This morning while deciding what to cook for dinner tonight, I suddenly realised:
WHERE IS PHASE 4?!?!
I frantically scrolled back through this blog to figure out when I started Phase 3… and it was 39 days ago – eek! If you follow this blog, you’ll know that I have no problem eating the same food over and over (and over and over) again, which is probably why I got stuck on Phase 3 without even really realising that I was stuck.
In the early phases, I was eager to test food and move through the phases because the choices were so limited. But once I hit phase 2, and even more so phase 3, I got comfortable and complacent in my little ‘safe food’ bubble. I got into a habit of cooking butternut, green beans, tomato and gem squash every Sunday, and I was quite happy with my little routine.
Until I suddenly realised that I could be eating so much more! And, after 39 days on phase 3, I SHOULD be.
Phase 4, forthwith!
So I immediately made the decision to start phase 4, and tonight I began with pineapple.
Even though you can eat raw fruit and veg on Phase 4, I decided to cook my pineapple in a sweet and sour-type dish for tonight, to which I also added chicken, ginger, veg and tomato. It’s packed with (well-cooked) veg (I’m still hesitant to take chances with raw/undercooked veg) and it’s oh-so-healthy:
Here’s the recipe:
‘Sweet and sour’ chicken, pineapple and ginger pot
- 1 medium onion, grated
- 1 medium carrot, grated
- 2-3 baby zucchini, grated
- 1 small knob ginger, grated
- 2-3 leeks, thinly sliced
- 1-2 tsp minced garlic (depending on taste)
- A few glugs pure tomato puree
- 2 skinless boneless chicken breasts, sliced thinly
- 8-10 baby tomatoes, halved
- A generous handful broccoli florets
- 1/2 to 1 cup of pineapple, chopped into small blocks (soft parts only)
- Handful of fresh coriander, chopped
Place the grated onion, carrot, zucchini, ginger, leek and garlic in a pot, add a splash of water and cook on high heat for about 10 minutes, stirring frequently.
Pour in the tomato puree and mix well, then add the chicken and cook until white – 2 to 3 minutes.
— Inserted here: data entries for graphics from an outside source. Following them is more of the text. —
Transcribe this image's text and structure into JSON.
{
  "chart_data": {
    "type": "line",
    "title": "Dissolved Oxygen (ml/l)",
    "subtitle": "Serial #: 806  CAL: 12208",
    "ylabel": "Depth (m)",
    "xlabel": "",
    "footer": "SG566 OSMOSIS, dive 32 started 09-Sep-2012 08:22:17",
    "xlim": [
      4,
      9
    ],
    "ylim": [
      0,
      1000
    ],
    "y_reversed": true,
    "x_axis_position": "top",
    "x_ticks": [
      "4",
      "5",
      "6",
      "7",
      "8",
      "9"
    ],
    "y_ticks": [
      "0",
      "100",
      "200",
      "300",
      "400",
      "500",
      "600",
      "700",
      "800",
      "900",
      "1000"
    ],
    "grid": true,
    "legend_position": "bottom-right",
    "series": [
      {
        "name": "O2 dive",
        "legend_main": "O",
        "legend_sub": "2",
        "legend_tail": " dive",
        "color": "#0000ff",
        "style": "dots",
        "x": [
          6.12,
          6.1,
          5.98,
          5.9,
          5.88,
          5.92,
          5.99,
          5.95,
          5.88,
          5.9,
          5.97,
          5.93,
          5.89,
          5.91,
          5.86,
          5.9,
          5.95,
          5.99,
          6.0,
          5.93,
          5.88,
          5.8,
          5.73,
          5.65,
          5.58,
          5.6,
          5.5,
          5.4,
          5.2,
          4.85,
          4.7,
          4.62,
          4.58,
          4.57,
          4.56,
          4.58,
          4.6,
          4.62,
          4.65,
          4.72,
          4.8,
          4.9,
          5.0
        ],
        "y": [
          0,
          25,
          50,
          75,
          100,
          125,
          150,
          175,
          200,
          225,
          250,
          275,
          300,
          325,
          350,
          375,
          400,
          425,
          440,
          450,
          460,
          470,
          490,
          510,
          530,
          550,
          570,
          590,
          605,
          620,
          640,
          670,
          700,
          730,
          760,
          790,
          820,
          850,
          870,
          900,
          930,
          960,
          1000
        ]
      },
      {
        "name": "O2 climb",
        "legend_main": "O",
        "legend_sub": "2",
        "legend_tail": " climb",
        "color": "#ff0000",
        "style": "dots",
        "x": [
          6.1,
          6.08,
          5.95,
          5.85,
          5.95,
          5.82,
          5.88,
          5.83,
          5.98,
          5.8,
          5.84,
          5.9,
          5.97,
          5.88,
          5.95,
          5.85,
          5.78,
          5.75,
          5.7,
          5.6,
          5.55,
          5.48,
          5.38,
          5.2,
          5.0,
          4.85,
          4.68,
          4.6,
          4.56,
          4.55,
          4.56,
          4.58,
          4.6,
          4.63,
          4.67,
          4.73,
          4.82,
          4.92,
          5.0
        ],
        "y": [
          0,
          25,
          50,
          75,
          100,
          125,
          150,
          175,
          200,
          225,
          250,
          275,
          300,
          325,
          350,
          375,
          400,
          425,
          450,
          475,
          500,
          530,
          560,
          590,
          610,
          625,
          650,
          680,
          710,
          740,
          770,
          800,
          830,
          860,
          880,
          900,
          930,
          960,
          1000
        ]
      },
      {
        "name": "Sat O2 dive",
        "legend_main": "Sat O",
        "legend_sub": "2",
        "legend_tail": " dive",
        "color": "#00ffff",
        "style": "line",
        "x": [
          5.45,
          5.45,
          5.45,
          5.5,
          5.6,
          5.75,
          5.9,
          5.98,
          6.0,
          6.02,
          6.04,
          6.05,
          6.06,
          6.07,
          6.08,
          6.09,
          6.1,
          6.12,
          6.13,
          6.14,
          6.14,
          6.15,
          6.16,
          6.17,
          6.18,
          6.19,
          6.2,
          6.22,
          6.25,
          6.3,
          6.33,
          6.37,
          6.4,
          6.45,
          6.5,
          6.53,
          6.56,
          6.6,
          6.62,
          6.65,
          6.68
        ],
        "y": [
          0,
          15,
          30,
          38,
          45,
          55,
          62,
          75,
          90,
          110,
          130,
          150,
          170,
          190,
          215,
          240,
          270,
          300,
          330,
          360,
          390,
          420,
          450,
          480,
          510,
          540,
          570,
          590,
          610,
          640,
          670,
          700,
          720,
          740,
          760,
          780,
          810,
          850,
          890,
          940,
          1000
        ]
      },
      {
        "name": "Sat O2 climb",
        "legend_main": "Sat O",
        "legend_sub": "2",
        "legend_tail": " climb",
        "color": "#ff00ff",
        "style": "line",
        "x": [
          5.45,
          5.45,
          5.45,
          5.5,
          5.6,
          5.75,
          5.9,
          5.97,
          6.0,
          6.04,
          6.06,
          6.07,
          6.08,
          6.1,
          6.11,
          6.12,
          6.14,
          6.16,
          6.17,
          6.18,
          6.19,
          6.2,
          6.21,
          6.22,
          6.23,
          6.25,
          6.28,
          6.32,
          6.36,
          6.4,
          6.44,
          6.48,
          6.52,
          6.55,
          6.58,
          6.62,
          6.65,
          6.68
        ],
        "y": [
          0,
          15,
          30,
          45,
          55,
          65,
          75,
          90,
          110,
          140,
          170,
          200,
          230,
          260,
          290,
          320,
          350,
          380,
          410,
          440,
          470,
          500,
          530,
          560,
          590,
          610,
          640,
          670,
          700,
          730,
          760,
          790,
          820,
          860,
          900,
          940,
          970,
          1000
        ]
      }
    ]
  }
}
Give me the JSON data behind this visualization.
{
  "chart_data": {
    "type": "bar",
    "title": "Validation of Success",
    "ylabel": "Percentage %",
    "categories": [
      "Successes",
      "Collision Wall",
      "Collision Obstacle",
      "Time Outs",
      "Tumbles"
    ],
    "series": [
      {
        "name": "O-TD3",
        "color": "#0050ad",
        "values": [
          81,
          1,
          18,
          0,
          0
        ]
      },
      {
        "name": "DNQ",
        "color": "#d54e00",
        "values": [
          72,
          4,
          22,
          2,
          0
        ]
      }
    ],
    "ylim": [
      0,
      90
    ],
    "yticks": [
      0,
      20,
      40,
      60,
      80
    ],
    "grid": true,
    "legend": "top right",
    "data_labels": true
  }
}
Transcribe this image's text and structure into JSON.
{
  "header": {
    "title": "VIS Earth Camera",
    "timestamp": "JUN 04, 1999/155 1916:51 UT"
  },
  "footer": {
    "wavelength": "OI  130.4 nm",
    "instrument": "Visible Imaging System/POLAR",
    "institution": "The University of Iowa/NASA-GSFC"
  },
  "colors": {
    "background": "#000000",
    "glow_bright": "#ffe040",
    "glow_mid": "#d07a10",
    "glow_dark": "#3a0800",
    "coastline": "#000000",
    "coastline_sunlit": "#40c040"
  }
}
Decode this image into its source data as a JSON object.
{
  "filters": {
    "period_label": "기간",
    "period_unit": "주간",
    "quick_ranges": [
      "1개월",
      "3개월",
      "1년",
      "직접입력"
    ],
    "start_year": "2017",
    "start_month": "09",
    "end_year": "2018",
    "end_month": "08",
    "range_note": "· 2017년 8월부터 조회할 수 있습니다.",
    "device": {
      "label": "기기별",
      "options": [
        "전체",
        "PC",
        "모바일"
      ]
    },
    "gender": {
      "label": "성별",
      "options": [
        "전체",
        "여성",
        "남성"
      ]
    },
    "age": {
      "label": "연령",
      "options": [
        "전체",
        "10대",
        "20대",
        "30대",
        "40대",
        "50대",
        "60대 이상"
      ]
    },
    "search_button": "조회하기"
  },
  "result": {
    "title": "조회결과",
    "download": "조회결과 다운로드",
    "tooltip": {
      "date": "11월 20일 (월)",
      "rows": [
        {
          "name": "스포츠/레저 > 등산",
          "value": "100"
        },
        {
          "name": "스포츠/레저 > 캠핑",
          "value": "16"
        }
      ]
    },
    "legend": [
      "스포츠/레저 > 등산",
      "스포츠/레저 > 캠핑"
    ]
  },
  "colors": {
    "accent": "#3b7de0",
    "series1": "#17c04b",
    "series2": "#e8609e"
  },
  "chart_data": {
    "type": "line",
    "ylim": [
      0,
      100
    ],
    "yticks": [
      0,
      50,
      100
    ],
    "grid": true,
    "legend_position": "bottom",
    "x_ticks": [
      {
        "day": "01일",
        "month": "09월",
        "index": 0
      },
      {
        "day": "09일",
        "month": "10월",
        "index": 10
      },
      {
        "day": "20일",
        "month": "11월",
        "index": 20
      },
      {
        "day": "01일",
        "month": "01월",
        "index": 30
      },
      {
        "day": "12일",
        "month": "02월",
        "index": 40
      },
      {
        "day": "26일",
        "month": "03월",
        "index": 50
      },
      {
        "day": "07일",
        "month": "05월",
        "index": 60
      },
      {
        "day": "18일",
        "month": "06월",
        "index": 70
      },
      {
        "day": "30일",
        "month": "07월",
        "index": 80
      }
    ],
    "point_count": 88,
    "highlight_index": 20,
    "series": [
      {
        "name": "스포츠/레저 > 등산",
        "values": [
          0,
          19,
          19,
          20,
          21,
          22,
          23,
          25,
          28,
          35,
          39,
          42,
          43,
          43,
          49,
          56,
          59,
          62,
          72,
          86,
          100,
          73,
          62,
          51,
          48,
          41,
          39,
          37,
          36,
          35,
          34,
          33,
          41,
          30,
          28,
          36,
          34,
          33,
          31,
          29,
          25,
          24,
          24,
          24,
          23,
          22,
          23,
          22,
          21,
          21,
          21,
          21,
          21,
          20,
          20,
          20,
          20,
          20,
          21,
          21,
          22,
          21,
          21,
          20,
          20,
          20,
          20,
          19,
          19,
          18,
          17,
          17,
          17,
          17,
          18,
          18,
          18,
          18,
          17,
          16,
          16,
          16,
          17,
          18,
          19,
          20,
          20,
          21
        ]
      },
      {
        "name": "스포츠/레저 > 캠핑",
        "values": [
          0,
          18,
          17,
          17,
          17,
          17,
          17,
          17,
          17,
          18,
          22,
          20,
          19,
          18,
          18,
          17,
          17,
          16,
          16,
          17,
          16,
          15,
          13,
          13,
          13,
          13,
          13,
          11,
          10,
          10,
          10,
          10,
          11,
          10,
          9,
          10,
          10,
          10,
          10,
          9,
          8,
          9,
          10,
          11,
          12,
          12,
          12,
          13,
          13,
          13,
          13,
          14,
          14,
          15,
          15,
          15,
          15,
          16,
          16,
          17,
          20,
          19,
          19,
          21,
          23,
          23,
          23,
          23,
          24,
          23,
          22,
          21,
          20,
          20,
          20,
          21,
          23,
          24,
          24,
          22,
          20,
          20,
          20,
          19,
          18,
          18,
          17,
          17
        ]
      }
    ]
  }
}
Finally, add the rest of the ingredients, turn down to a simmer and cover. Allow to cook for about 15 minutes, checking from time to time to make sure it hasn’t dried out (it shouldn’t).
I served mine with gem squash and fresh avo slices. Delicious!
And my belly?
My tongue is singing, but my belly is growling. It’s bloated, tight and gurgly. Cue sad face. I loved this dish!
Vegetables makes me bloated, full stop. I don’t eat them before I go out, for example, and I know when I have a veggie-based meal, I’m going to blow up like the Michelin Man.
Yes, the whole point of SCD is to be able to accurately identify the foods that make you bloated, but it’s not as easy at it seems. Even though I introduced foods 3 days apart and monitored my symptoms, it was still tricky to pinpoint exactly where the bloat was coming from.
To be honest, I got lost somewhere along the way. I’m not entirely sure how it happened, because I tried to be so careful in my testing. But I do know that sometimes I get more bloated than other times – which leads me to believe that while food plays a big role in my symptoms, it’s not the only contributing factor.
[NB: I’ve just had a brainwave: SALT?? I eat loads of it. Doesn’t salt contribute to bloating? Perhaps I need to seriously consider reducing my intake].
What I do know is that my bloating was quite under control until Phase 3, so I think it was the introduction of the more ‘advanced’ veg that put me back a few steps. I know if I cut every vegetable back out, except for the squashy veg, the bloating would pretty much disappear. But do I want to do that? Of course not. So this is a choice I make – squash only and no bloating, or a variety of veg and bloat.
Why can’t I just live on nut butter?
PS: After my 90 days + 10 extra on SCD, I plan to transition into paleo, which is supposed to really aid in bloating. Now that SCD had healed my GI system, I’m hoping that paleo will be able to target the bloating.